Norma hukum dan nilai-nilai yang hendak ditanamkan dalam proses pembentukan jaksa, melalui pendidikan, tidak hanya mengisyaratkan seorang jaksa memiliki pengetahuan ilmu hukum, akan tetapi juga memberikan pemahaman akan tugas dan tanggung jawab sebagai penegak hukum yang harus dijalankannya secara sadar, bertanggungjawab, berintegritas dan bermoral. Dengan demikian pendidikan dan pelatihan yang dilakukan aparatur Kejaksaan bukan hanya berkaitan penegakan hukum yang dilakukan secara profesional, tegas, transparan, kredibel, adil dan berkepastian hukum saja, akan tetapi juga bagaimana output yang dihasilkan dari kinerja institusi kejaksaan dapat meningkatkan kesadaran hukum masyarakat. Disamping itu, Intitusi Kejaksaan juga  melakukan berbagai kegiatan pendidikan secara informal, seperti penerangan dan penyuluhan hukum disetiap lapisan masyarakat dan ikut serta dalam upaya edukasi penanaman nilai-nilai kejujuran dalam pergaulan sehari-hari.
Sebagaimana kita ketahui bersama, ketidaktegasan sikap aparat  penegak hukum menghadapi pelaku kejahatan (pelangar hukum) seperti banyak pelanggaran hukum yang tidak diusut, tidak ditanggapinya laporan pengaduan masyarakat tentang terjadinya kejahatan (pelanggaran hukum), kejahatan yang justru melibatkan aparat hukum atau bahkan sebagai pelakunya, bukan hanya merupakan indikator hilangnya kesadaran hukum aparatur hukum, tetapi juga penyebab menurunnya kesadaran  hukum masyarakat. Oleh karena itu pelaksanaan hukum/penegakan hukum (law enforcement) oleh aparat hukum yang tegas, konsekuen, penuh dedikasi dan tanggungjawab serta senantiasa memperhatikan rasa keadilan masyarakat, akan membantu meningkatkan kesadaran hukum masyarakat.
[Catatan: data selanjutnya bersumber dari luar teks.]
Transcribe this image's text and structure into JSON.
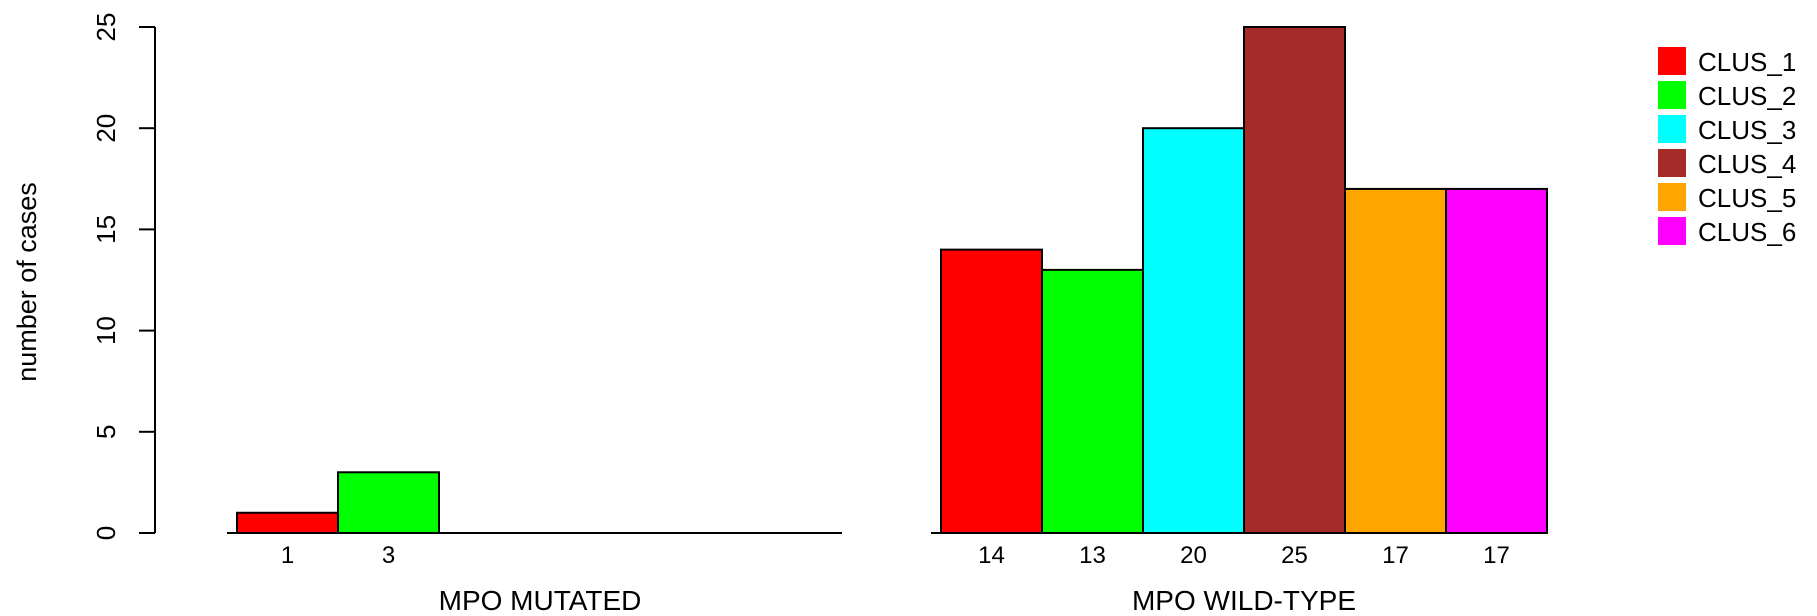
{
  "chart_data": {
    "type": "bar",
    "ylabel": "number of cases",
    "ylim": [
      0,
      25
    ],
    "yticks": [
      0,
      5,
      10,
      15,
      20,
      25
    ],
    "groups": [
      {
        "label": "MPO MUTATED",
        "values": [
          1,
          3,
          0,
          0,
          0,
          0
        ],
        "value_labels": [
          "1",
          "3",
          "",
          "",
          "",
          ""
        ]
      },
      {
        "label": "MPO WILD-TYPE",
        "values": [
          14,
          13,
          20,
          25,
          17,
          17
        ],
        "value_labels": [
          "14",
          "13",
          "20",
          "25",
          "17",
          "17"
        ]
      }
    ],
    "series": [
      {
        "name": "CLUS_1",
        "color": "#ff0000"
      },
      {
        "name": "CLUS_2",
        "color": "#00ff00"
      },
      {
        "name": "CLUS_3",
        "color": "#00ffff"
      },
      {
        "name": "CLUS_4",
        "color": "#a52a2a"
      },
      {
        "name": "CLUS_5",
        "color": "#ffa500"
      },
      {
        "name": "CLUS_6",
        "color": "#ff00ff"
      }
    ],
    "legend_position": "top-right",
    "grid": false
  }
}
Sejalan dengan upaya-upaya peningkatan kesadaran hukum masyarakat, Institusi Kejaksaan telah menetapkan kebijakan peningkatan aparatur kejaksaan, melalui pembaharuan dan program reformasi birokrasi Kejaksaan yang bermuara pada terwujudnya penegakan hukum tegas, transparan, kredibel, dan memenuhi rasa keadilan masyarakat. Mengingat praktek peradilan pidana juga melibatkan institusi penegak hukum seperti Kepolisian, Pengadilan dan Lembaga Pemasyarakatan, maka mekanisme penjatuhan hukuman (pemidanaan) sudah saatnya meninggalkan konsep-konsep pembalasan dendam (seperti hukuman seberat-beratnya), memperbaharui konsep rehabilitasi pelaku (pemasyarakatan narapidana), untuk menuju penerapan konsep restorasi justice, yang masih harus terus digali dan dimanfaatkan seluas mungkin.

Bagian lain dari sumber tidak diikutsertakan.